The endpoints are not broken. They are behaving consistently with their documented purpose. My methodology was naive in assuming "give me the last 24 hours" meant "give me the last 24 hours" on every venue. The venue-specific behaviour is documented, predictable, and stable. The thing that was wrong was my assumption that the documented behaviour was uniform across the cohort.
You can see where this is going. Any methodology that takes a 24-hour window at face value across a heterogeneous cohort of venues will mismeasure the venues whose endpoints do not honour the window — and will keep doing so as long as the assumption holds. The mismeasurement is stable, which makes it look like real signal — but it's the consistency of an interface mismatch repeating itself, not the consistency of real cross-venue dispersion. It is methodology brushing past the problem and producing numbers anyway, and there is no statistical test inside the methodology itself that will surface the problem, because the test sees exactly the data the venue provided.
The fix has two parts. The first, already shipped, is to mark the trade-derived metrics on HTX and KuCoin as insufficient data rather than compute them from truncated samples. Insufficient data is not a low-quality score. It is a refusal to score. These venues no longer receive a score on the metrics that depend on having a full day of trades, and they fall out of the public rankings for the affected dimensions accordingly. Their book-derived metrics — depth, spread, order-book shape — continue to score normally, because those metrics consume order-book snapshots collected on a one-minute cadence by a different code path, and that path is not affected by the REST trade-endpoint behaviour. The second part of the fix, on the backlog and blocking my v1 launch, is a temporal-uniformity gate that runs against the actual hourly coverage of each venue's daily trade sample and gates the affected metrics whenever the sample's span is materially below 24 hours. Any future venue whose endpoint returns sub-24-hour windows will trigger the gate automatically, without me having to add a flag for it.
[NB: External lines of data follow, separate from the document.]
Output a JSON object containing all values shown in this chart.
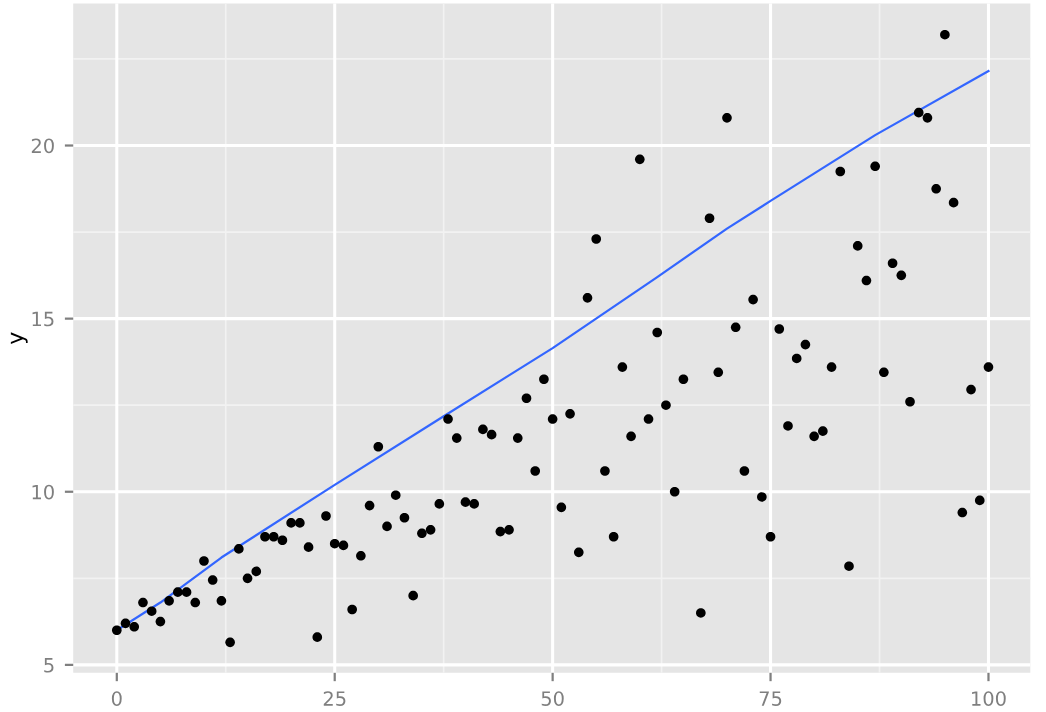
{
  "chart_data": {
    "type": "scatter",
    "ylabel": "y",
    "x": [
      0,
      1,
      2,
      3,
      4,
      5,
      6,
      7,
      8,
      9,
      10,
      11,
      12,
      13,
      14,
      15,
      16,
      17,
      18,
      19,
      20,
      21,
      22,
      23,
      24,
      25,
      26,
      27,
      28,
      29,
      30,
      31,
      32,
      33,
      34,
      35,
      36,
      37,
      38,
      39,
      40,
      41,
      42,
      43,
      44,
      45,
      46,
      47,
      48,
      49,
      50,
      51,
      52,
      53,
      54,
      55,
      56,
      57,
      58,
      59,
      60,
      61,
      62,
      63,
      64,
      65,
      67,
      68,
      69,
      70,
      71,
      72,
      73,
      74,
      75,
      76,
      77,
      78,
      79,
      80,
      81,
      82,
      83,
      84,
      85,
      86,
      87,
      88,
      89,
      90,
      91,
      92,
      93,
      94,
      95,
      96,
      97,
      98,
      99,
      100
    ],
    "series": [
      {
        "color": "#000000",
        "marker": "circle",
        "values": [
          6.0,
          6.2,
          6.1,
          6.8,
          6.55,
          6.25,
          6.85,
          7.1,
          7.1,
          6.8,
          8.0,
          7.45,
          6.85,
          5.65,
          8.35,
          7.5,
          7.7,
          8.7,
          8.7,
          8.6,
          9.1,
          9.1,
          8.4,
          5.8,
          9.3,
          8.5,
          8.45,
          6.6,
          8.15,
          9.6,
          11.3,
          9.0,
          9.9,
          9.25,
          7.0,
          8.8,
          8.9,
          9.65,
          12.1,
          11.55,
          9.7,
          9.65,
          11.8,
          11.65,
          8.85,
          8.9,
          11.55,
          12.7,
          10.6,
          13.25,
          12.1,
          9.55,
          12.25,
          8.25,
          15.6,
          17.3,
          10.6,
          8.7,
          13.6,
          11.6,
          19.6,
          12.1,
          14.6,
          12.5,
          10.0,
          13.25,
          6.5,
          17.9,
          13.45,
          20.8,
          14.75,
          10.6,
          15.55,
          9.85,
          8.7,
          14.7,
          11.9,
          13.85,
          14.25,
          11.6,
          11.75,
          13.6,
          19.25,
          7.85,
          17.1,
          16.1,
          19.4,
          13.45,
          16.6,
          16.25,
          12.6,
          20.95,
          20.8,
          18.75,
          23.2,
          18.35,
          9.4,
          12.95,
          9.75,
          13.6
        ]
      },
      {
        "type": "line",
        "color": "#3366ff",
        "marker": "none",
        "line_style": "solid",
        "x": [
          0,
          5,
          12,
          25,
          37,
          50,
          62,
          70,
          75,
          87,
          100
        ],
        "values": [
          6.0,
          6.8,
          8.1,
          10.2,
          12.1,
          14.15,
          16.2,
          17.6,
          18.4,
          20.3,
          22.15
        ]
      }
    ],
    "xlim": [
      -5,
      104.8
    ],
    "ylim": [
      4.77,
      24.1
    ],
    "xticks": [
      0,
      25,
      50,
      75,
      100
    ],
    "yticks": [
      5,
      10,
      15,
      20
    ],
    "grid": true
  }
}
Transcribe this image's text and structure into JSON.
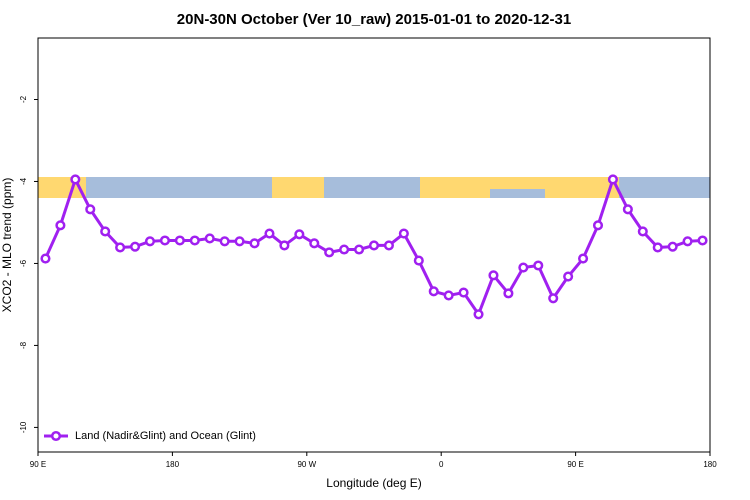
{
  "chart_data": {
    "type": "line",
    "title": "20N-30N October (Ver 10_raw)   2015-01-01 to 2020-12-31",
    "x_label": "Longitude (deg E)",
    "y_label": "XCO2 - MLO trend (ppm)",
    "xlim": [
      90,
      540
    ],
    "xticks": [
      {
        "value": 90,
        "label": "90 E"
      },
      {
        "value": 180,
        "label": "180"
      },
      {
        "value": 270,
        "label": "90 W"
      },
      {
        "value": 360,
        "label": "0"
      },
      {
        "value": 450,
        "label": "90 E"
      },
      {
        "value": 540,
        "label": "180"
      }
    ],
    "ylim": [
      -10.6,
      -0.5
    ],
    "yticks": [
      -2,
      -4,
      -6,
      -8,
      -10
    ],
    "legend": "bottomleft",
    "x": [
      95,
      105,
      115,
      125,
      135,
      145,
      155,
      165,
      175,
      185,
      195,
      205,
      215,
      225,
      235,
      245,
      255,
      265,
      275,
      285,
      295,
      305,
      315,
      325,
      335,
      345,
      355,
      365,
      375,
      385,
      395,
      405,
      415,
      425,
      435,
      445,
      455,
      465,
      475,
      485,
      495,
      505,
      515,
      525,
      535
    ],
    "series": [
      {
        "name": "Land (Nadir&Glint) and Ocean (Glint)",
        "color": "#a020f0",
        "values": [
          -5.88,
          -5.07,
          -3.95,
          -4.68,
          -5.22,
          -5.61,
          -5.59,
          -5.46,
          -5.44,
          -5.44,
          -5.44,
          -5.39,
          -5.46,
          -5.46,
          -5.51,
          -5.27,
          -5.56,
          -5.29,
          -5.51,
          -5.73,
          -5.66,
          -5.66,
          -5.56,
          -5.56,
          -5.27,
          -5.93,
          -6.68,
          -6.78,
          -6.71,
          -7.24,
          -6.29,
          -6.73,
          -6.1,
          -6.05,
          -6.85,
          -6.32,
          -5.88,
          -5.07,
          -3.95,
          -4.68,
          -5.22,
          -5.61,
          -5.59,
          -5.46,
          -5.44
        ]
      }
    ]
  }
}
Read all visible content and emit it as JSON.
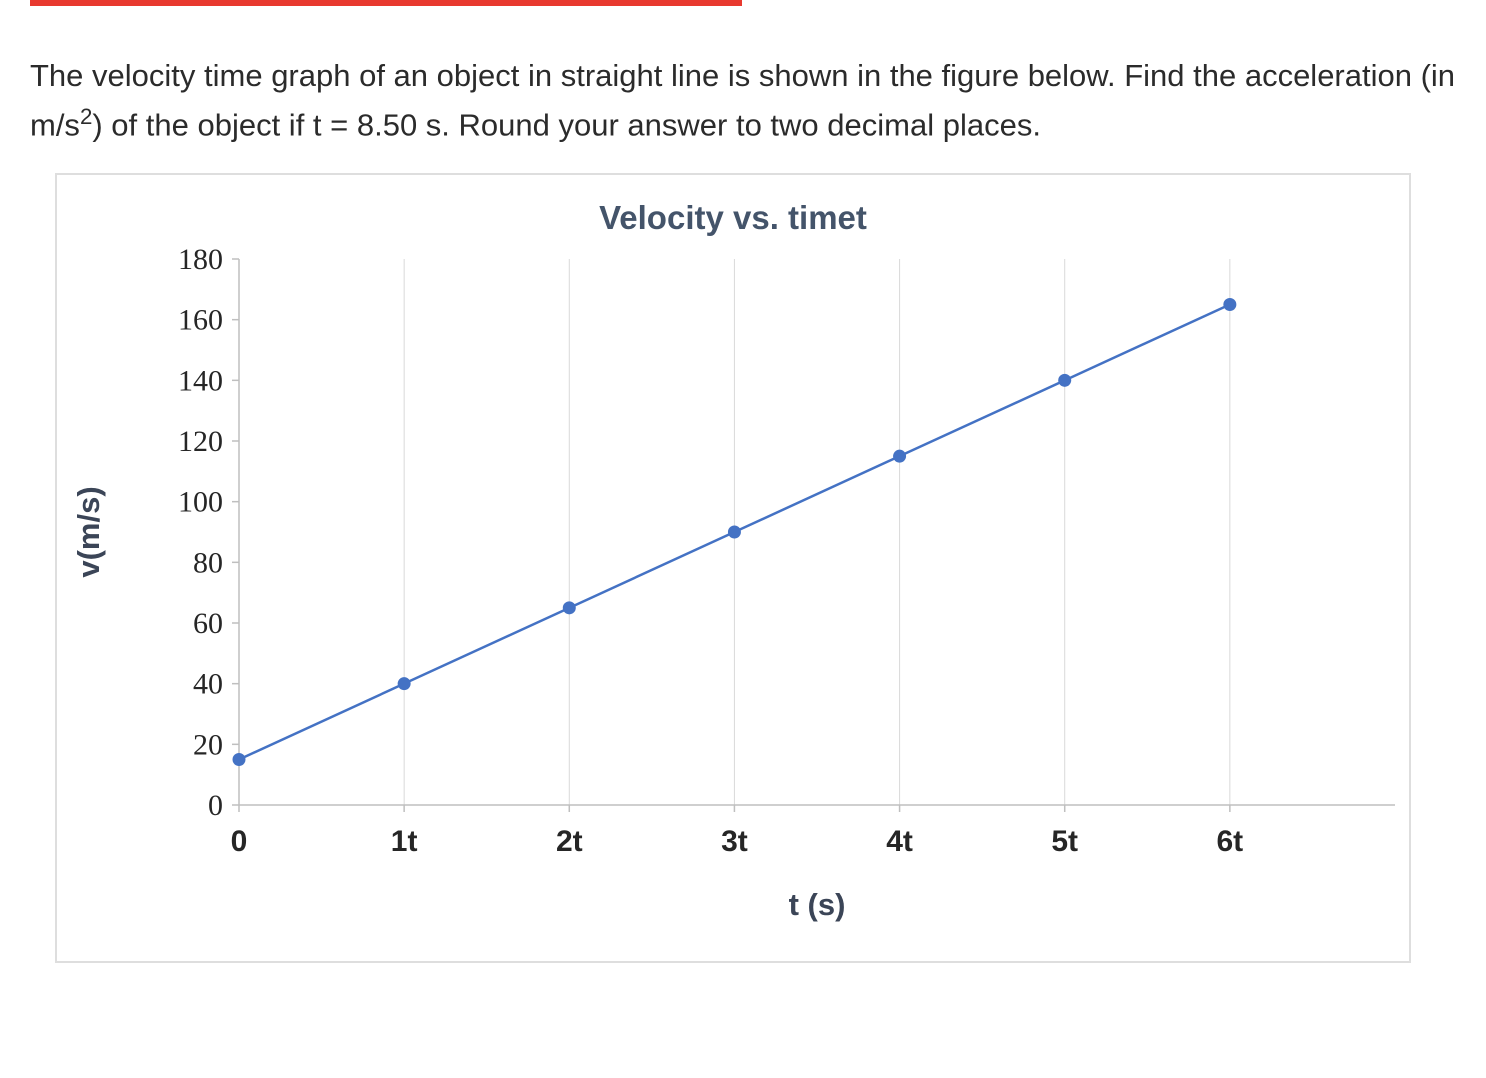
{
  "page": {
    "question": {
      "part1": "The velocity time graph of an object in straight line is shown in the figure below. Find the acceleration (in m/s",
      "sup": "2",
      "part2": ") of the object if t = 8.50 s. Round your answer to two decimal places."
    }
  },
  "chart_data": {
    "type": "line",
    "title": "Velocity vs. timet",
    "xlabel": "t (s)",
    "ylabel": "v(m/s)",
    "categories": [
      "0",
      "1t",
      "2t",
      "3t",
      "4t",
      "5t",
      "6t"
    ],
    "values": [
      15,
      40,
      65,
      90,
      115,
      140,
      165
    ],
    "ylim": [
      0,
      180
    ],
    "ytick_step": 20,
    "grid": "vertical-only",
    "legend": "none",
    "marker": "circle",
    "line_color": "#4472c4"
  },
  "colors": {
    "accent_line": "#4472c4",
    "chart_title": "#44546a",
    "gridline": "#d9d9d9",
    "axis_line": "#bfbfbf",
    "tick_text": "#262626",
    "top_bar": "#e8392f"
  }
}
None of this means trade-based metrics are useless. It means a trade-based metric is only as good as its claim about the window it is computed on, and that claim has to survive contact with the venue's actual endpoint behaviour. A digit-distribution test on a clean 24-hour sample is one thing. The same test on a 90-minute sample is a different measurement entirely. The work is checking that the data you have is the data you think you have, before computing anything from it.
I wrote about the Binance leading-digit result earlier this week — how a fraud-detection test was being broken by structural clustering in trade sizes. This is the second instance of the same pattern: a metric that looked like it was measuring exchange quality was partly measuring venue-specific market structure or endpoint behaviour. The longer this project runs, the more I expect to find these cases. That is the work: checking that the data is what it claims to be before turning it into a score. The methodology I'm building, called Assay, is mostly the sum of that discipline.